Sudhir Srinivasan of The Hindu wrote, "For a filmmaker who chose such an atypical beginning, why he goes on to take recourse in a super-typical love angle, only he will know. And then, the twist comes, and you finally get something to be interested in when Jayaseelan finds himself in a cat-and-mouse game with I-can't-tell-you". He added, "Without these ugly distractions, the story would have been much more gripping, and Suseenthiran would’ve had a lot more time to dwell on the villain's descent into evil". Behindwoods gave the film 2.75 out of 5 stars and stated, "With a strong climax and a concrete closure to the story, Paayum Puli declares a clear statement". Criticising the pace of the first half and the characterisations, the reviewer wrote "Hero always getting to be the smartest, heroine being a docile, fun-loving person is all an age-old template. Etching characters with depth could have brought in impact to the narration". Karthik Keramalu of CNN-IBN gave the film 3 out of 5 stars and stated, "Paayum Puli finally ends up as a film you’re angry at because it could have gone up several scales but is okay with taking a seat somewhere in the middle". IANS gave the film 3 out of 5 stars and stated that Paayum Puli "sadly reduces itself to a police drama that fizzles out even before it starts to get impressive". IndiaGlitz gave the film 2.5 out of 5 stars as well and stated, "Suseenthiran has chosen an emotional action story about brothers on both sides of the law pitted against one another which could have had the audiences at the edge of their seats, but his own screenplay is contrived and lacks the grip that his other movies are famous for" and concluded that Paayum Puli is "worth watching for Vishal's action and Samuthirakani's acting".
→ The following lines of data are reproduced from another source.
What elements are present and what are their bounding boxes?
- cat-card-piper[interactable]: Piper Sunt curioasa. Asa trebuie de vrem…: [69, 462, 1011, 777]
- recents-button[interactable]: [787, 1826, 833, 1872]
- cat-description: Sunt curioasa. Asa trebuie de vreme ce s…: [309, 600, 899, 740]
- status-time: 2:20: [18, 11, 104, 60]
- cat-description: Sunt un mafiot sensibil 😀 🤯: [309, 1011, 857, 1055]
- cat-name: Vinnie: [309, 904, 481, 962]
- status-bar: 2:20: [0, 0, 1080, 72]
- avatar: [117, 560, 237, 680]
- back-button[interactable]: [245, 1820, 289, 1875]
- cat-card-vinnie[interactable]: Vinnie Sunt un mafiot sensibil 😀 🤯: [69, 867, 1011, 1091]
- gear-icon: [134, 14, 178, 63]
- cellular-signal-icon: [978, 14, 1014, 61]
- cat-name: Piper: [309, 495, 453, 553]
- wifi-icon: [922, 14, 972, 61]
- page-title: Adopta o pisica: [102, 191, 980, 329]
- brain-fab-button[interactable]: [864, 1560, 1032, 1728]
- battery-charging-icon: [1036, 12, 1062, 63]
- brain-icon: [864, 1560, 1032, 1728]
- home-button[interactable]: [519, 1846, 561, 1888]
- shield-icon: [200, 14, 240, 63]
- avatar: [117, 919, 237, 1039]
Sify called Paayum Puli a "predictable concoction of a cop story mixed with brother sentiments and the usual commercial trappings of Tamil cinema" and opined that the romance between the lead pair "sticks out like a sore thumb". Latha Srinivasan, writing for Daily News and Analysis, rated the film 2.5 out of 5 and criticised the film's script and the romance between Vishal and Kajal in the film, calling it "extremely insipid and badly written". She concluded that the film can be watched only if the viewer was a fan of either Vishal or Samuthirakani. Anupama Subramaniam of Deccan Chronicle too gave the film 2.5 out of 5 stars and stated, "With plenty of action and criminals waiting to be apprehended, Paayum Puli is a pure entertainer, but a weak script will leave you wondering and wandering". S. Saraswathi of Rediff.com gave 2 out of 5 stars and stated that the film "lacks the subtlety, intrigue and clarity that we have come to associate with director Suseenthiran".

Velraj's cinematography is deft and Imam's music fits the bill. Vishal's performance leaves a strong impact. Watch him balance action and sentiment and carry them on his shoulders with ease. Samuthirikaran and Soori have a good amount of screenspace, the former more effective in delivering the goods as he gets a big share in the pie. Murli Sharma, Harish Utthaman, RK and others do their parts well. Jayasurya may be watched for Vishal's verve-filled performance.